Proteins are crucial for the functioning of cells and are closely associated with diseases. Understanding and characterizing proteins can provide insights into the mechanisms of diseases and facilitate the development of new therapies. However, the current process of designing proteins is complex and expensive, requiring significant computational and human resources.
To simplify this process, Microsoft has introduced EvoDiff, a general-purpose framework for generating proteins. Unlike other frameworks, EvoDiff does not require structural information about the target protein, making it more efficient. The framework has the potential to create enzymes for therapeutics, drug delivery methods, and industrial chemical reactions.

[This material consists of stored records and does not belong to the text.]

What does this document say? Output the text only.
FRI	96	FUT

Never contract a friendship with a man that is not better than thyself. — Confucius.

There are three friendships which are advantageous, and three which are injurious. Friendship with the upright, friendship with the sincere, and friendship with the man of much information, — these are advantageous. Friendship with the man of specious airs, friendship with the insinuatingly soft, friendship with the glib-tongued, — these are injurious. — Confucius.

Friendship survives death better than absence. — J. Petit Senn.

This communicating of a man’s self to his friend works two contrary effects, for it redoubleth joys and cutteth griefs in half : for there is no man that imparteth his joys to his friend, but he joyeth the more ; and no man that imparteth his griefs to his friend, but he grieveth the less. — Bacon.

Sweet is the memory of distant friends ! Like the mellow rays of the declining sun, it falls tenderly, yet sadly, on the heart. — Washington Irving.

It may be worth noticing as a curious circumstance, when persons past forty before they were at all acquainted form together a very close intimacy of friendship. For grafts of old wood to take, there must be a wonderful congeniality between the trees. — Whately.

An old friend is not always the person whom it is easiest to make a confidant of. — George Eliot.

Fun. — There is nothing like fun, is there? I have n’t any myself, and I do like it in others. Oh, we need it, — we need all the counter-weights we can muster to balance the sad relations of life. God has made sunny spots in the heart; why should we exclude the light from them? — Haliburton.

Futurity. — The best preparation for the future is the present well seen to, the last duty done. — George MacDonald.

EvoDiff operates on a 640-parameter model that has been trained on data from various species and protein classes. It utilizes a diffusion model, similar to those used for image generation, to gradually transform a noisy starting protein into a specific protein sequence.
The framework allows for the generation of both folded and disordered proteins. Disordered proteins, despite not folding into a three-dimensional structure, play crucial roles in biology and diseases.
While EvoDiff has not yet undergone peer review, the Microsoft research team plans to continue scaling up the framework to improve generation quality. They also aim to test the viability of the proteins generated by EvoDiff in laboratory experiments to further validate the framework.
EvoDiff represents a significant advancement in protein engineering, moving away from the traditional structure-function approach to a sequence-first design. The framework provides greater generality, scale, and modularity in protein generation, potentially revolutionizing the field of protein engineering.
Further development of EvoDiff may involve incorporating additional information, such as text or chemical data, to achieve more precise control over protein design.